Oh, and there is an unpublished time limit of 20 hours. And candidates can’t march together, each gets their own points and has to walk them alone. And, like in the SAS version, they don’t actually ever know the full course, only their next point.
Finally, while the first classes conducted the Long Walk at Fort Bragg, North Carolina, later iterations had to conduct the exercise in the mountains of West Virginia, adding to the pain and exhaustion.
Even men like future Lt. Gen. Jerry Boykin, who came to the course after the existence and general distance of the Long Walk were known, talked about how mentally challenging the uncertainty would be. He lost 15 pounds in the tough training that led to the march, and then he struggled on the actual event.
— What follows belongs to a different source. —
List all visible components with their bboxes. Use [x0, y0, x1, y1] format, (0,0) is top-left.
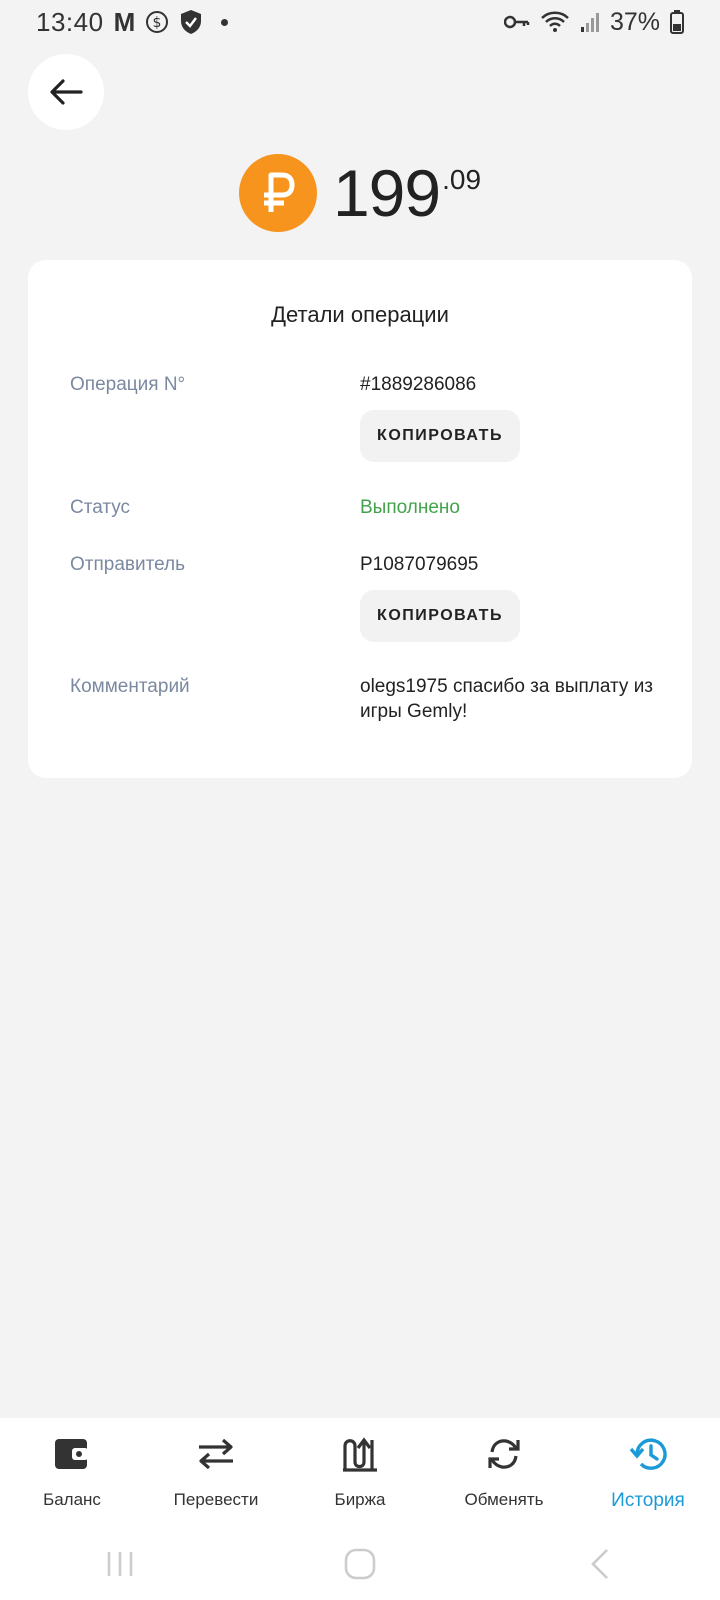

In his book, Never Surrender: A Soldier’s Journey to the Crossroads of Faith and Freedom, Boykin says that he was exhausted by the 8-hour mark. Having started before dawn, he would still have to walk deep into the night with his heavy ruck to be successful, praying that every point was his last.
But the next point wasn’t the last. Nor was the one after that, or the one after that. The cadre assigning the points cannot cheerlead for the candidate, nor can they tell the candidate if they’re doing well or if they’re marching too fast. Either the candidate pushes themself to extreme physical and mental limits and succeeds without help or encouragement, or they don’t.
In Boykin’s class of 109, only about 25 people even made it to the Long Walk, and plenty more washed out during that test. Freezing in the weather and exhausted from the weight, terrain, and distance, Boykin did make it to the end of the course. But, interestingly, even completing the prior training and the Long Walk does not guarantee a slot in Delta. Instead, soldiers still have to pass a selection board, so some people train for months or years, are marched to exhaustion every day for a month during training, have to complete the Long Walk, and then they get turned away by the board, are not admitted, and don’t become capital “O” Operators.
Delta Force has undoubtedly made America more lethal and more flexible when it comes to missions, but there are strict standards that ensure that only the most fit soldiers can compete in this space. And the Long Walk forces everyone but the most tenacious out.